Andrea Montoli, Oscar tuttoBICI Juniores

di Giulia De Maio

Anche in un anno così triste come quello che stiamo per mandare in archivio, ci sono storie che riempiono il cuore e danno speranza. Una di queste è il lampo tricolore di An­drea Montoli, campione italiano Ju­niores che, dopo aver sconfitto un tu­more mediastino, vince l’Oscar tutto­BICI Gran Premio Ulian.
«Non bisogna mai arrendersi, lo dico con grande convinzione. Il mo­mento più duro è stato nel 2017 quando mi è stato detto che ero malato: vedere i miei genitori piangere mi ha fatto soffrire, ma sono stati poi loro stessi a darmi la carica e la forza giusta per affrontare il tumore. Ho guardato al linfoma come a qualcosa che dovevo combattere e ba­sta. Senza se e senza ma. E l’ho fatto con tutta la forza che avevo. Mi ritengo fortunato» ricorda il portacolori del CC Canturino 1902, che rivela di essere fanatico dell’ecologia.  
«Quando a 15 anni ti dicono che hai un tumore tra i polmoni, pensi immediatamente al futuro, a quello che non vorrai mai perderti. Ho chiesto ai medici se potevo continuare ad allenarmi. Facevo 30 chilometri e vi confesso che quello era il momento più bello della giornata. Ora non ho paura, ho piena fiducia ne­gli specialisti dell’Istituto Nazionale dei Tumori di Milano che ogni sei mesi mi controllano».

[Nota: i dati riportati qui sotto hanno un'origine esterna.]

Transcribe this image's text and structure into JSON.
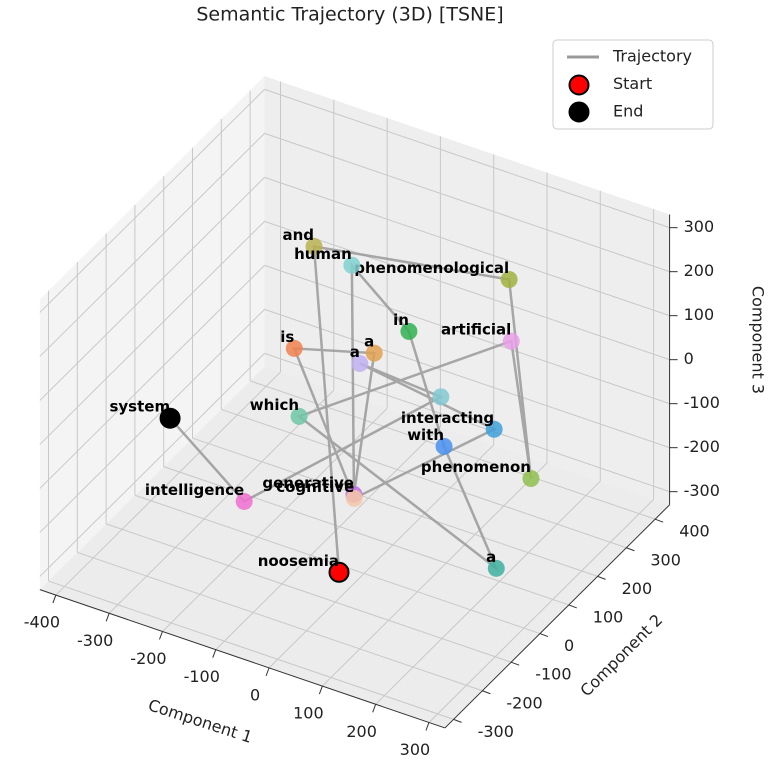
{
  "chart_data": {
    "type": "scatter3d",
    "title": "Semantic Trajectory (3D) [TSNE]",
    "xlabel": "Component 1",
    "ylabel": "Component 2",
    "zlabel": "Component 3",
    "labels": [
      "noosemia",
      "and",
      "phenomenological",
      "phenomenon",
      "artificial",
      "which",
      "a",
      "with",
      "in",
      "human",
      "generative",
      "a",
      "is",
      "cognitive",
      "interacting",
      "a",
      null,
      "intelligence",
      "system"
    ],
    "x": [
      61,
      -148,
      164,
      259,
      141,
      -68,
      275,
      150,
      3,
      -104,
      62,
      -8,
      -104,
      68,
      217,
      -8,
      63,
      -171,
      -337
    ],
    "y": [
      -200,
      100,
      200,
      100,
      250,
      -100,
      -50,
      0,
      150,
      150,
      -150,
      50,
      -50,
      -160,
      50,
      0,
      150,
      -100,
      -50
    ],
    "z": [
      -172,
      287,
      276,
      -72,
      94,
      64,
      -172,
      21,
      124,
      230,
      -27,
      135,
      171,
      -27,
      55,
      144,
      0,
      -172,
      -84
    ],
    "colors": [
      "#e8806a",
      "#b8b050",
      "#a0b040",
      "#90c050",
      "#e8a0e8",
      "#70c8a8",
      "#40b0a0",
      "#4a90f0",
      "#30b050",
      "#80d0d0",
      "#c070e0",
      "#e0a050",
      "#f08050",
      "#f4c8a8",
      "#40a0d8",
      "#c0b0f0",
      "#80c8d0",
      "#f070d0",
      "#444444"
    ],
    "trajectory_color": "#999999",
    "start_color": "#ff0000",
    "end_color": "#000000",
    "legend": [
      "Trajectory",
      "Start",
      "End"
    ],
    "legend_position": "upper right",
    "xlim": [
      -430,
      330
    ],
    "ylim": [
      -330,
      450
    ],
    "zlim": [
      -330,
      330
    ],
    "xticks": [
      -400,
      -300,
      -200,
      -100,
      0,
      100,
      200,
      300
    ],
    "yticks": [
      -300,
      -200,
      -100,
      0,
      100,
      200,
      300,
      400
    ],
    "zticks": [
      -300,
      -200,
      -100,
      0,
      100,
      200,
      300
    ],
    "grid": true
  }
}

Sconfita la malattia, la rinascita ciclistica di Montoli inizia nel 2018.
Andrea ha la gioia di vivere di un di­ciottenne come tanti altri. Tifoso sfegatato dell’Inter, la sua esultanza per una vittoria ricorda quella dell’argentino Lau­taro Martinez, attaccante della sua squadra del cuore. Andrea si ispira a Vincenzo Nibali, ma anche un po’ a Pe­ter Sagan. Ha una faccia pulita, un viso spensierato. Parla come un adulto navigato, ragiona come uno che già sa cosa vuole dalla vita.

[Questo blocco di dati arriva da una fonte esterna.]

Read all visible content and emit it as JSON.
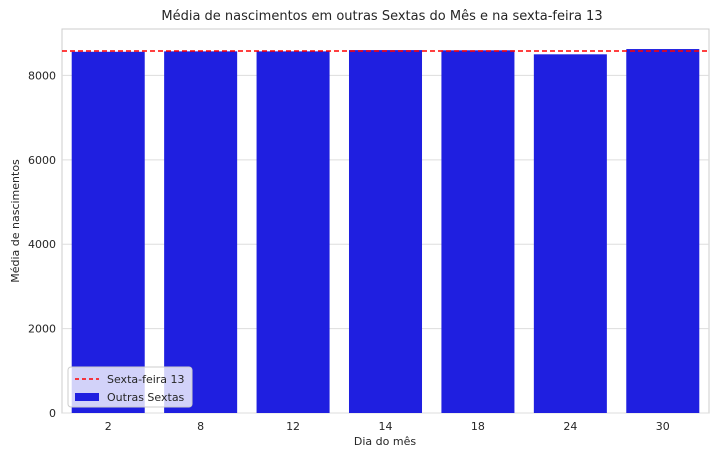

Vive a Parabiago, in provincia di Mi­lano, con mamma Barbara, papà Mario e i due fratelli minori Giacomo e Tom­maso. Studia, si allena, esce con gli ami­ci. E vince in sella alla sua bici Guer­ciotti.
«Il titolo nazionale conquistato a Mon­te­grotto Terme mi ripaga di tutti i sacrifici. Al mio paese adesso tutti mi chiamano “campione” e ammetto che questa cosa mi fa ridere, non mi ci sono ancora abituato. Anche perché considero questo risultato come un punto di inizio, non certo di arrivo. I miei successi li dedico a quei ragazzi con i quali sono entrato in contatto durante la chemioterapia. A loro dedico la mia vittoria e auguro a tutti di avere la mia stessa determinazione, sempre. Perché per af­frontare la chemio bisogna avere un ca­rattere forte: non è facile camminare con un cappellino in testa e avvertire costantemente quel senso di nausea che ti provocano le medicine. La tua routine si azzera e inizia una nuova vita, più faticosa. Questo Oscar è per i guerrieri che stanno affrontando le battaglie del­la vita».